Oleh Johannes P. Sitanggang, S.Pd.,M.Si.
Peraturan Menteri Pendidikan Dan Kebudayaan Republik Indonesia Nomor 7 Tahun 2020 Tentang Pendirian, Perubahan, Pembubaran Perguruan Tinggi Negeri, Dan Pendirian, Perubahan, Pencabutan Izin Perguruan Tinggi Swasta dalam pasal 69 disebutkan beberapa hal kategori pelanggaran yakni perguruan tinggi tidak mengumumkan ringkasan laporan tahunan kepada masyarakat adalah sebuah pelanggaran. Pimpinan perguruan tinggi semestinya merespon ini dengan positif sebagai bentuk pertanggunjawaban terhadap penggunaan dana kampus yang nota bene kebanyakan bersumber dari uang kuliah. Dana yang bersumber dari mahasiswa (dalam hal ini masyarakat/orang tua mahasiswa) semestinya harus dipertanggungjawabkan kepada publik. Dengan demikian publik dapat mengetahui penggunaan dana dan merasa terpuaskan akibat transfaransi.

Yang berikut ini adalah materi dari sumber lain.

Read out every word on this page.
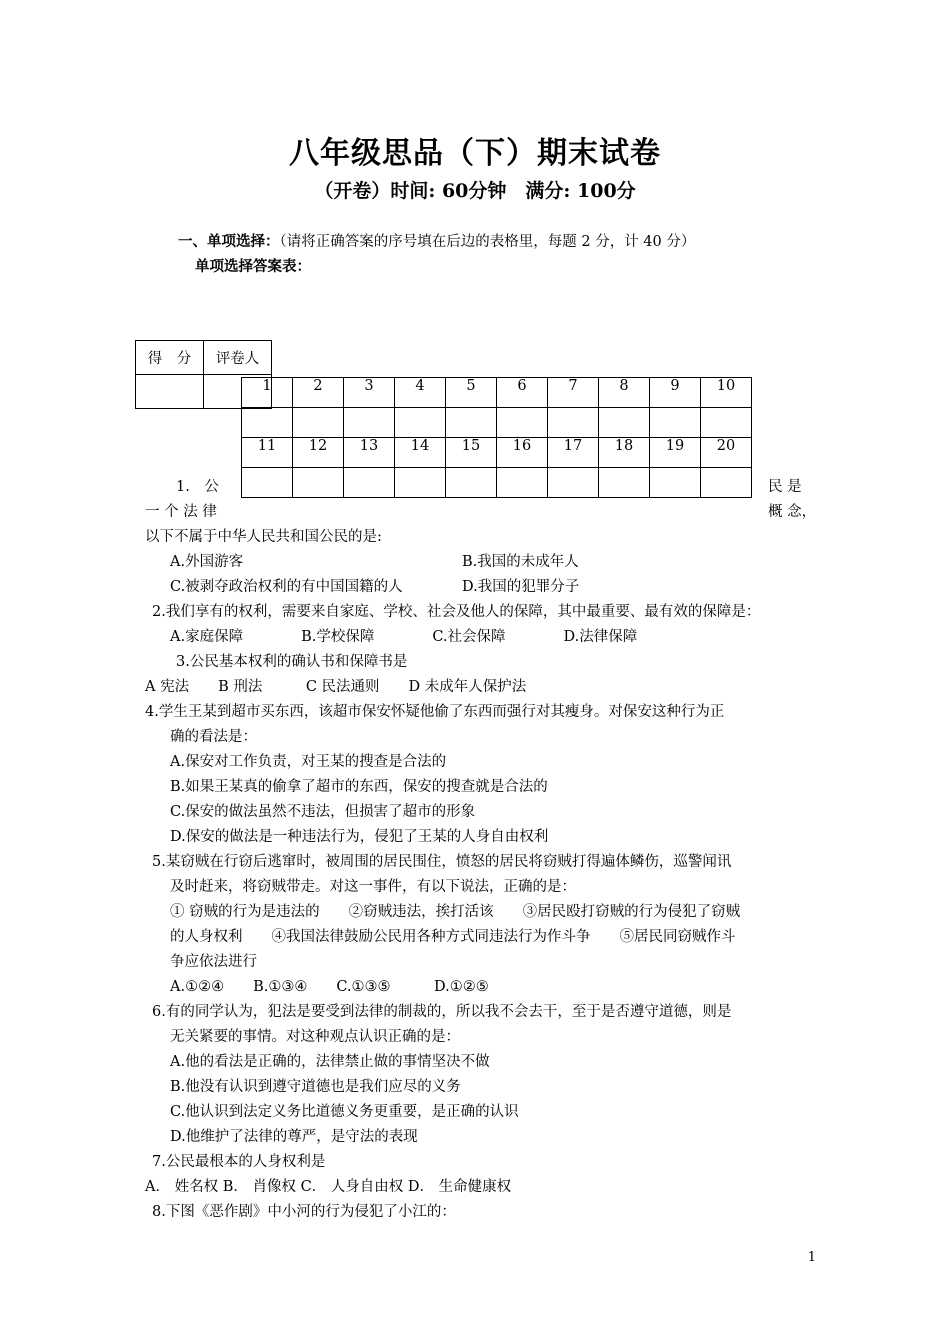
八年级思品（下）期末试卷
（开卷）时间: 60分钟　满分: 100分
一、单项选择：（请将正确答案的序号填在后边的表格里，每题 2 分，计 40 分）
单项选择答案表：
得　分	评卷人

1	2	3	4	5	6	7	8	9	10

11	12	13	14	15	16	17	18	19	20

1.　公	民 是
一 个 法 律	概 念，
以下不属于中华人民共和国公民的是:
A.外国游客	B.我国的未成年人
C.被剥夺政治权利的有中国国籍的人	D.我国的犯罪分子
2.我们享有的权利，需要来自家庭、学校、社会及他人的保障，其中最重要、最有效的保障是：
A.家庭保障　　　　B.学校保障　　　　C.社会保障　　　　D.法律保障
3.公民基本权利的确认书和保障书是
A 宪法　　B 刑法　　　C 民法通则　　D 未成年人保护法
4.学生王某到超市买东西，该超市保安怀疑他偷了东西而强行对其瘦身。对保安这种行为正
确的看法是：
A.保安对工作负责，对王某的搜查是合法的
B.如果王某真的偷拿了超市的东西，保安的搜查就是合法的
C.保安的做法虽然不违法，但损害了超市的形象
D.保安的做法是一种违法行为，侵犯了王某的人身自由权利
5.某窃贼在行窃后逃窜时，被周围的居民围住，愤怒的居民将窃贼打得遍体鳞伤，巡警闻讯
及时赶来，将窃贼带走。对这一事件，有以下说法，正确的是：
① 窃贼的行为是违法的　　②窃贼违法，挨打活该　　③居民殴打窃贼的行为侵犯了窃贼
的人身权利　　④我国法律鼓励公民用各种方式同违法行为作斗争　　⑤居民同窃贼作斗
争应依法进行
A.①②④　　B.①③④　　C.①③⑤　　　D.①②⑤
6.有的同学认为，犯法是要受到法律的制裁的，所以我不会去干，至于是否遵守道德，则是
无关紧要的事情。对这种观点认识正确的是：
A.他的看法是正确的，法律禁止做的事情坚决不做
B.他没有认识到遵守道德也是我们应尽的义务
C.他认识到法定义务比道德义务更重要，是正确的认识
D.他维护了法律的尊严，是守法的表现
7.公民最根本的人身权利是
A． 姓名权 B． 肖像权 C． 人身自由权 D． 生命健康权
8.下图《恶作剧》中小河的行为侵犯了小江的：
1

Dalam UU Pendidikan Tinggi Nomor 12 Tahun 2012 tentang Pendidikan Tinggi telah mengatur hal ini yang menyebutkan akuntabilitas, salah satunya adalah perguruan tinggi harus melaporkan kegiatan kampus baik akademik maupun non akademik. Sebagai contoh, jika pimpinan perguruan tinggi mengusulkan pembukaan program studi (prodi) baru maka public harus mengetahui kapan di buka dan berapa biaya mengurus pembukaan prodi baru tersebut. Masyarakat dapat mengetahui keterlibatan siapa saja pada pengurusan prodi baru tersebut jika ditemukan ada penggelembungan dana pengurusan. Mungkin saja melibatkan banyak orang tidak hanya rektorat atau fungsionaris lain, tetapi mungkin Badan Penyelenggara dalam hal ini Pengurus Yayasan dapat juga terlibat bila ditemukan ada penggelembungan dana. Bila perguruan tingggi tersebut adalah PTN, mungkin saja penggelembungan dana dapat terjadi dalam aktivitas pengusulan prodi baru di PTN.
Mendikbud sudah membuat sebuah sistim dalam proses usulan pendirian dan perubahan perguruan tinggi serta usulan penyelenggaraan program studi (prodi), sistim ini dikenal dengan nama Sistim Informasi Pengembangan Kelembagaan Perguruan tinggi. Pada run teks sistim ini jelas tertayang ada tulisan bahwa seluruh proses usulan pendirian dan perubahan perguruan tinggi serta usulan penyelenggaraan program studi (prodi) tidak dikenakan biaya apapun. (Boleh dibuka silemkerma.kemdikbud.go.id). Oleh karena merujuk pada run teks tersebut bila perguruan tinggi membuat laporan pengeluaran biaya untuk pengusulan prodi baru maka dapat dicurigai dan mesti dilakukan investigasi terhadap ini. Dikti juga harus dipertanyakan apakah benar ada biaya pengusulan prodi baru, jika tidak dapat dipastikan pimpinan perguruan tingginya melakukan pembohongan dan dapat berlanjut pada kasus hokum.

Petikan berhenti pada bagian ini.